Calon Hakim ad hoc Tipikor di MA Petrus Paulus Maturbongs: Tak Hanya Ditambah, Kualitas SDM Hakim Perlu Ditingkatkan.
eserta kedua di hari ketiga Wawancara Terbuka Calon Hakim ad hoc Tipikor di MA adalah Petrus Paulus Maturbongs yang merupakan hakim ad hoc Tipikor pada Pengadilan Tinggi Jayapura secara daring karena tidak memungkinkan hadir secara langsung.

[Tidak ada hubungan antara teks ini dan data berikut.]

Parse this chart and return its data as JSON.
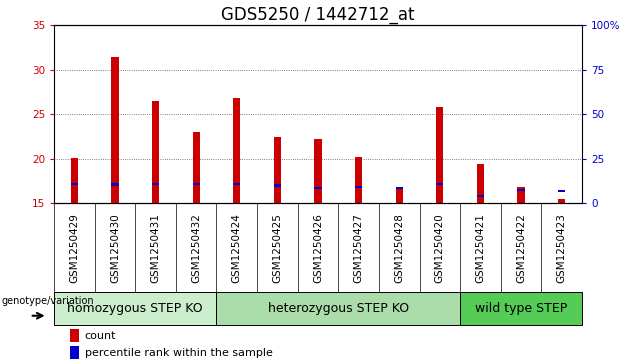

Jakarta (Komisi Yudisial) - Peserta kedua di hari ketiga Wawancara Terbuka Calon Hakim ad hoc Tipikor di MA adalah Petrus Paulus Maturbongs yang merupakan hakim ad hoc Tipikor pada Pengadilan Tinggi Jayapura secara daring karena tidak memungkinkan hadir secara langsung. Petrus Paulus Maturbongs mendapat pertanyaan terkait gagasan untuk perbaikan dunia peradilan, khususnya dalam hal penataan sistem peradilan dalam kaitanya dengan kepuasan masyarakat.

Menurut Petrus yang berpengalaman menjabat selama 11 tahun sebagai hakim ad hoc tipikor di daerah menjelaskan, permasalahan yang sering terjadi adalah peradilan di Indonesia ini masih belum memuaskan masyarakat, sehingga nyaris banding dan kasasi bahkan PK.

“Secara sosiologis, orang pasti akan melakukan upaya hukum, perlindungan terhadap hak-hak asasi. Bukan karena peradilan kita tidak baik. Mereka mempunyai hak sesuai asas equality before the law. Kami sebagai hakim harus menerima upaya banding, kasasi, PK tersebut,” ujar Petrus, Jumat (4/12) via Zoom.

Salah satu solusi menurut Petrus adalah dengan penyiapan penambahan tenaga hakim yang harusnya maksimal, yaitu 60 orang, dan sistem pembagian kamar-kamar. Penanganan perkara secara profesional oleh hakim-hakim yang berintegritas, taat pada aturan dan norma hukum,” sambungnya optimis.

Anggota KY Sumartoyo menggali lebih lanjut terkait pandangan dan solusi penanganan perkara kepada pria kelahiran Merauke ini.  “Bagaimana pendapat Saudara calon tekait banyaknya putusan pidana korupsi yang tidak diajukan saat masih ada Artidjo Alkotsar? Ketika beliau pensiun, kemudian berbondong-bondong mengajukan PK?” tanya Sumartoyo.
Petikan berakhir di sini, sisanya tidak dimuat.